Wherever you plant your garlic, adding lots of compost will help improve the soil. You can plant something there now that will grow until it’s time to plant garlic. Bush beans are probably the most popular crop to follow garlic, but Swiss chard or some other greens would work, too.

Question 3: Zucchini issue

John: Because you’re the most reliable source I know, I’m wondering why our zucchini are blossoming this year, but they’re yielding no vegetables. We’ve heard that others are having the same issue. We have bees around for pollination, but something isn’t working. Is this a regional problem? Heaven forbid if we have to purchase zucchini!

Doug: It’s probably a pollination issue even though you’ve got bees around. Is the plant producing female flowers? They have a little zucchini at the bottom. All the rain has slowed down the bees. You might have to go out in the morning with a little paint brush and move the pollen from male to female.


Question 4: Hydrangeas

Christine: Is there any way to encourage a hydrangea that’s not really blooming, or is it too late? The one toward the bottom — we think it’s a mophead — in this picture only has one solitary bloom while you can see the other two are blooming like crazy. I’m bummed because it’s one of my pink ones, and I love pink.

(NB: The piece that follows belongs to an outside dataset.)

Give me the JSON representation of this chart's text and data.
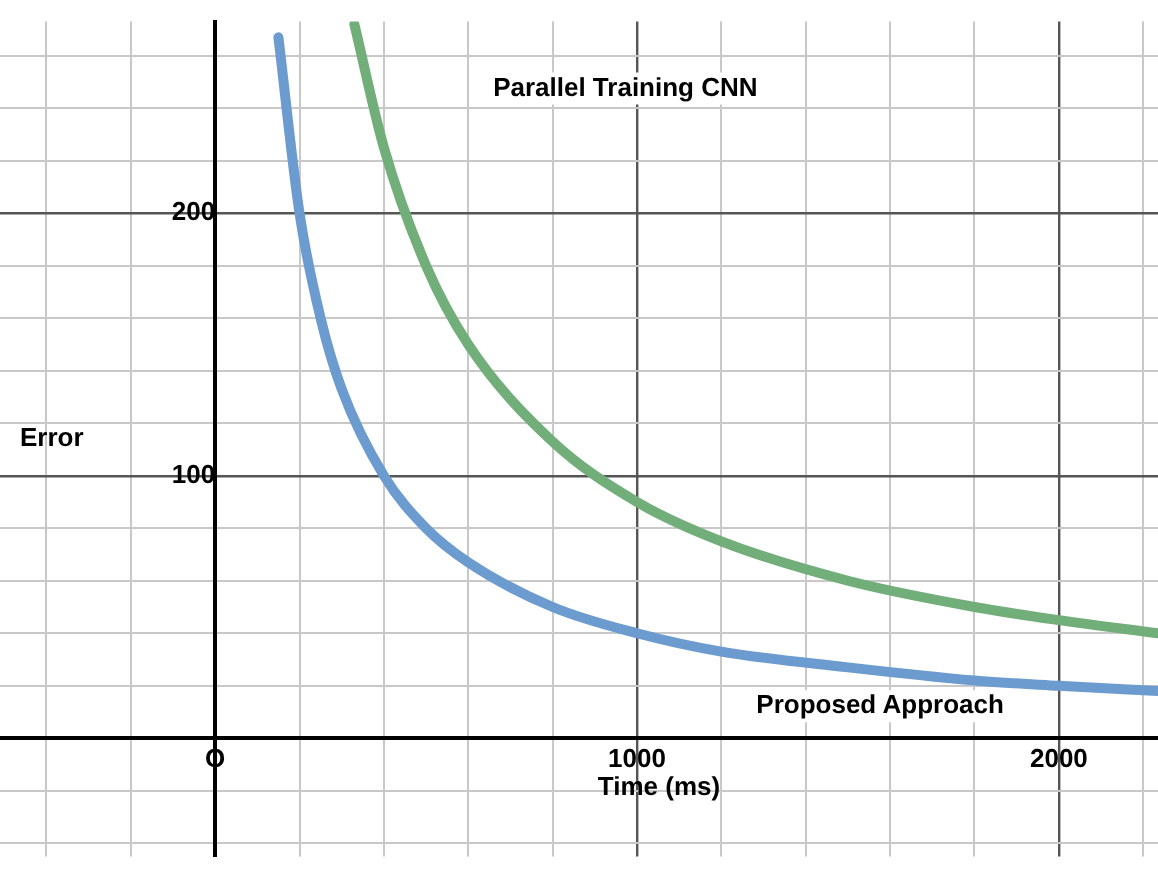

Doug: I would be tempted to feed it a fertilizer that’s high in phosphorus. It’s the middle number in the listing on the bag. N is for nitrogen, P is for phosphorus and K is for potassium. It might start to put more buds on, depending on the variety.

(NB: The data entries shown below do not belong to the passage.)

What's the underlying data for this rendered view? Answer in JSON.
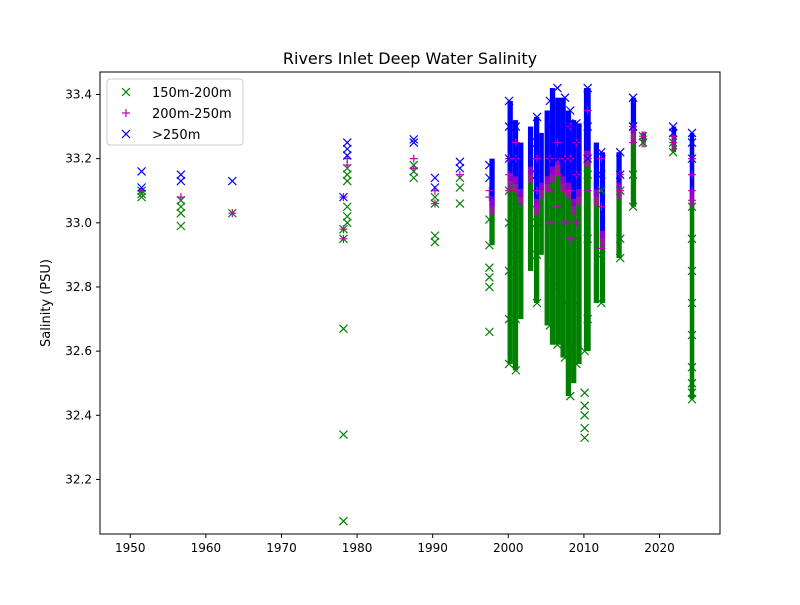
{
  "chart_data": {
    "type": "scatter",
    "title": "Rivers Inlet Deep Water Salinity",
    "xlabel": "",
    "ylabel": "Salinity (PSU)",
    "xlim": [
      1946,
      2028
    ],
    "ylim": [
      32.03,
      33.47
    ],
    "xticks": [
      1950,
      1960,
      1970,
      1980,
      1990,
      2000,
      2010,
      2020
    ],
    "yticks": [
      32.2,
      32.4,
      32.6,
      32.8,
      33.0,
      33.2,
      33.4
    ],
    "ytick_labels": [
      "32.2",
      "32.4",
      "32.6",
      "32.8",
      "33.0",
      "33.2",
      "33.4"
    ],
    "legend_position": "top-left",
    "grid": false,
    "series": [
      {
        "name": "150m-200m",
        "marker": "x",
        "color": "#008000",
        "points": [
          [
            1951.5,
            33.08
          ],
          [
            1951.5,
            33.09
          ],
          [
            1951.5,
            33.1
          ],
          [
            1956.7,
            32.99
          ],
          [
            1956.7,
            33.03
          ],
          [
            1956.7,
            33.05
          ],
          [
            1956.7,
            33.07
          ],
          [
            1963.5,
            33.03
          ],
          [
            1978.2,
            32.07
          ],
          [
            1978.2,
            32.34
          ],
          [
            1978.2,
            32.67
          ],
          [
            1978.2,
            32.95
          ],
          [
            1978.2,
            32.98
          ],
          [
            1978.7,
            33.0
          ],
          [
            1978.7,
            33.02
          ],
          [
            1978.7,
            33.05
          ],
          [
            1978.7,
            33.13
          ],
          [
            1978.7,
            33.15
          ],
          [
            1978.7,
            33.17
          ],
          [
            1987.5,
            33.14
          ],
          [
            1987.5,
            33.16
          ],
          [
            1987.5,
            33.18
          ],
          [
            1990.3,
            32.94
          ],
          [
            1990.3,
            32.96
          ],
          [
            1990.3,
            33.06
          ],
          [
            1990.3,
            33.08
          ],
          [
            1993.6,
            33.06
          ],
          [
            1993.6,
            33.11
          ],
          [
            1993.6,
            33.14
          ],
          [
            1997.5,
            32.66
          ],
          [
            1997.5,
            32.8
          ],
          [
            1997.5,
            32.83
          ],
          [
            1997.5,
            32.86
          ],
          [
            1997.5,
            32.93
          ],
          [
            1997.5,
            33.01
          ],
          [
            2000.1,
            32.56
          ],
          [
            2000.1,
            32.7
          ],
          [
            2000.1,
            32.85
          ],
          [
            2000.1,
            33.0
          ],
          [
            2000.1,
            33.1
          ],
          [
            2001.0,
            32.54
          ],
          [
            2001.0,
            32.7
          ],
          [
            2001.0,
            32.9
          ],
          [
            2001.0,
            33.05
          ],
          [
            2003.8,
            32.75
          ],
          [
            2003.8,
            32.9
          ],
          [
            2003.8,
            33.0
          ],
          [
            2005.5,
            32.68
          ],
          [
            2005.5,
            32.85
          ],
          [
            2005.5,
            33.05
          ],
          [
            2006.5,
            32.62
          ],
          [
            2006.5,
            32.8
          ],
          [
            2006.5,
            33.02
          ],
          [
            2007.5,
            32.58
          ],
          [
            2007.5,
            32.75
          ],
          [
            2007.5,
            33.0
          ],
          [
            2008.2,
            32.46
          ],
          [
            2008.2,
            32.6
          ],
          [
            2008.2,
            32.8
          ],
          [
            2008.2,
            33.0
          ],
          [
            2009.0,
            32.56
          ],
          [
            2009.0,
            32.75
          ],
          [
            2009.0,
            32.95
          ],
          [
            2010.1,
            32.33
          ],
          [
            2010.1,
            32.36
          ],
          [
            2010.1,
            32.4
          ],
          [
            2010.1,
            32.43
          ],
          [
            2010.1,
            32.47
          ],
          [
            2010.1,
            32.6
          ],
          [
            2010.5,
            32.7
          ],
          [
            2010.5,
            32.95
          ],
          [
            2010.5,
            33.15
          ],
          [
            2012.3,
            32.75
          ],
          [
            2012.3,
            32.9
          ],
          [
            2012.3,
            33.1
          ],
          [
            2014.8,
            32.89
          ],
          [
            2014.8,
            32.95
          ],
          [
            2014.8,
            33.1
          ],
          [
            2016.5,
            33.05
          ],
          [
            2016.5,
            33.15
          ],
          [
            2016.5,
            33.3
          ],
          [
            2017.8,
            33.25
          ],
          [
            2017.8,
            33.27
          ],
          [
            2021.8,
            33.22
          ],
          [
            2021.8,
            33.25
          ],
          [
            2024.3,
            32.45
          ],
          [
            2024.3,
            32.47
          ],
          [
            2024.3,
            32.5
          ],
          [
            2024.3,
            32.55
          ],
          [
            2024.3,
            32.65
          ],
          [
            2024.3,
            32.75
          ],
          [
            2024.3,
            32.85
          ],
          [
            2024.3,
            32.95
          ],
          [
            2024.3,
            33.05
          ]
        ]
      },
      {
        "name": "200m-250m",
        "marker": "+",
        "color": "#bf00bf",
        "points": [
          [
            1951.5,
            33.1
          ],
          [
            1956.7,
            33.08
          ],
          [
            1963.5,
            33.03
          ],
          [
            1978.2,
            32.95
          ],
          [
            1978.2,
            32.98
          ],
          [
            1978.2,
            33.08
          ],
          [
            1978.7,
            33.18
          ],
          [
            1978.7,
            33.2
          ],
          [
            1987.5,
            33.17
          ],
          [
            1987.5,
            33.2
          ],
          [
            1990.3,
            33.06
          ],
          [
            1990.3,
            33.1
          ],
          [
            1993.6,
            33.15
          ],
          [
            1997.5,
            33.08
          ],
          [
            1997.5,
            33.1
          ],
          [
            2000.1,
            33.1
          ],
          [
            2000.1,
            33.15
          ],
          [
            2000.1,
            33.2
          ],
          [
            2001.0,
            33.1
          ],
          [
            2001.0,
            33.2
          ],
          [
            2001.0,
            33.25
          ],
          [
            2003.8,
            33.05
          ],
          [
            2003.8,
            33.1
          ],
          [
            2003.8,
            33.2
          ],
          [
            2005.5,
            33.0
          ],
          [
            2005.5,
            33.1
          ],
          [
            2005.5,
            33.2
          ],
          [
            2006.5,
            33.05
          ],
          [
            2006.5,
            33.15
          ],
          [
            2006.5,
            33.25
          ],
          [
            2007.5,
            33.0
          ],
          [
            2007.5,
            33.1
          ],
          [
            2007.5,
            33.2
          ],
          [
            2008.2,
            32.95
          ],
          [
            2008.2,
            33.1
          ],
          [
            2008.2,
            33.2
          ],
          [
            2008.2,
            33.3
          ],
          [
            2009.0,
            33.0
          ],
          [
            2009.0,
            33.15
          ],
          [
            2009.0,
            33.25
          ],
          [
            2010.5,
            33.1
          ],
          [
            2010.5,
            33.2
          ],
          [
            2010.5,
            33.35
          ],
          [
            2012.3,
            32.92
          ],
          [
            2012.3,
            33.05
          ],
          [
            2012.3,
            33.2
          ],
          [
            2014.8,
            33.1
          ],
          [
            2014.8,
            33.15
          ],
          [
            2016.5,
            33.25
          ],
          [
            2016.5,
            33.3
          ],
          [
            2017.8,
            33.27
          ],
          [
            2021.8,
            33.25
          ],
          [
            2021.8,
            33.27
          ],
          [
            2024.3,
            33.07
          ],
          [
            2024.3,
            33.1
          ],
          [
            2024.3,
            33.15
          ],
          [
            2024.3,
            33.2
          ]
        ]
      },
      {
        "name": ">250m",
        "marker": "x",
        "color": "#0000ff",
        "points": [
          [
            1951.5,
            33.11
          ],
          [
            1951.5,
            33.16
          ],
          [
            1956.7,
            33.13
          ],
          [
            1956.7,
            33.15
          ],
          [
            1963.5,
            33.13
          ],
          [
            1978.2,
            33.08
          ],
          [
            1978.7,
            33.21
          ],
          [
            1978.7,
            33.23
          ],
          [
            1978.7,
            33.25
          ],
          [
            1987.5,
            33.25
          ],
          [
            1987.5,
            33.26
          ],
          [
            1990.3,
            33.11
          ],
          [
            1990.3,
            33.14
          ],
          [
            1993.6,
            33.17
          ],
          [
            1993.6,
            33.19
          ],
          [
            1997.5,
            33.14
          ],
          [
            1997.5,
            33.18
          ],
          [
            2000.1,
            33.2
          ],
          [
            2000.1,
            33.3
          ],
          [
            2000.1,
            33.38
          ],
          [
            2001.0,
            33.2
          ],
          [
            2001.0,
            33.3
          ],
          [
            2003.8,
            33.15
          ],
          [
            2003.8,
            33.25
          ],
          [
            2003.8,
            33.33
          ],
          [
            2005.5,
            33.2
          ],
          [
            2005.5,
            33.3
          ],
          [
            2005.5,
            33.38
          ],
          [
            2006.5,
            33.2
          ],
          [
            2006.5,
            33.35
          ],
          [
            2006.5,
            33.42
          ],
          [
            2007.5,
            33.2
          ],
          [
            2007.5,
            33.3
          ],
          [
            2007.5,
            33.39
          ],
          [
            2008.2,
            33.2
          ],
          [
            2008.2,
            33.3
          ],
          [
            2008.2,
            33.35
          ],
          [
            2009.0,
            33.15
          ],
          [
            2009.0,
            33.25
          ],
          [
            2009.0,
            33.31
          ],
          [
            2010.5,
            33.2
          ],
          [
            2010.5,
            33.3
          ],
          [
            2010.5,
            33.42
          ],
          [
            2012.3,
            33.15
          ],
          [
            2012.3,
            33.22
          ],
          [
            2014.8,
            33.15
          ],
          [
            2014.8,
            33.22
          ],
          [
            2016.5,
            33.3
          ],
          [
            2016.5,
            33.39
          ],
          [
            2021.8,
            33.28
          ],
          [
            2021.8,
            33.3
          ],
          [
            2024.3,
            33.2
          ],
          [
            2024.3,
            33.25
          ],
          [
            2024.3,
            33.28
          ]
        ]
      }
    ],
    "dense_columns": [
      {
        "x0": 1997.5,
        "x1": 1998.2,
        "low": 32.93,
        "mid": 33.05,
        "high": 33.2
      },
      {
        "x0": 1999.9,
        "x1": 2000.6,
        "low": 32.56,
        "mid": 33.13,
        "high": 33.38
      },
      {
        "x0": 2000.6,
        "x1": 2001.3,
        "low": 32.54,
        "mid": 33.12,
        "high": 33.32
      },
      {
        "x0": 2001.3,
        "x1": 2002.0,
        "low": 32.7,
        "mid": 33.08,
        "high": 33.25
      },
      {
        "x0": 2002.6,
        "x1": 2003.3,
        "low": 32.85,
        "mid": 33.15,
        "high": 33.3
      },
      {
        "x0": 2003.4,
        "x1": 2004.1,
        "low": 32.75,
        "mid": 33.05,
        "high": 33.33
      },
      {
        "x0": 2004.1,
        "x1": 2004.7,
        "low": 32.9,
        "mid": 33.1,
        "high": 33.28
      },
      {
        "x0": 2004.8,
        "x1": 2005.5,
        "low": 32.68,
        "mid": 33.12,
        "high": 33.35
      },
      {
        "x0": 2005.5,
        "x1": 2006.2,
        "low": 32.62,
        "mid": 33.15,
        "high": 33.42
      },
      {
        "x0": 2006.2,
        "x1": 2006.9,
        "low": 32.62,
        "mid": 33.18,
        "high": 33.39
      },
      {
        "x0": 2006.9,
        "x1": 2007.6,
        "low": 32.58,
        "mid": 33.12,
        "high": 33.39
      },
      {
        "x0": 2007.6,
        "x1": 2008.3,
        "low": 32.46,
        "mid": 33.1,
        "high": 33.35
      },
      {
        "x0": 2008.3,
        "x1": 2009.0,
        "low": 32.5,
        "mid": 33.05,
        "high": 33.32
      },
      {
        "x0": 2009.0,
        "x1": 2009.7,
        "low": 32.56,
        "mid": 33.08,
        "high": 33.31
      },
      {
        "x0": 2010.0,
        "x1": 2010.9,
        "low": 32.6,
        "mid": 33.2,
        "high": 33.42
      },
      {
        "x0": 2011.3,
        "x1": 2012.0,
        "low": 32.75,
        "mid": 33.08,
        "high": 33.25
      },
      {
        "x0": 2012.1,
        "x1": 2012.8,
        "low": 32.75,
        "mid": 32.95,
        "high": 33.22
      },
      {
        "x0": 2014.3,
        "x1": 2015.0,
        "low": 32.89,
        "mid": 33.1,
        "high": 33.22
      },
      {
        "x0": 2016.2,
        "x1": 2016.9,
        "low": 33.05,
        "mid": 33.28,
        "high": 33.39
      },
      {
        "x0": 2017.6,
        "x1": 2018.2,
        "low": 33.25,
        "mid": 33.26,
        "high": 33.28
      },
      {
        "x0": 2021.6,
        "x1": 2022.2,
        "low": 33.22,
        "mid": 33.25,
        "high": 33.3
      },
      {
        "x0": 2024.0,
        "x1": 2024.6,
        "low": 32.45,
        "mid": 33.07,
        "high": 33.28
      }
    ]
  }
}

Some mopheads bloom on new wood. You can’t hurt it by spreading some granular fertilizer around the drip line and scratching it in at the rate recommended on the package.

Question 5: Monarda

Katie: If I pinch back monarda, will it send out more side shoots?

Doug: In most cases it will. I wait until the flowers start to fade and then snip them off. Make sure the plant has the water it needs and a little Grow (available here) fertilizer would help for an instant boost.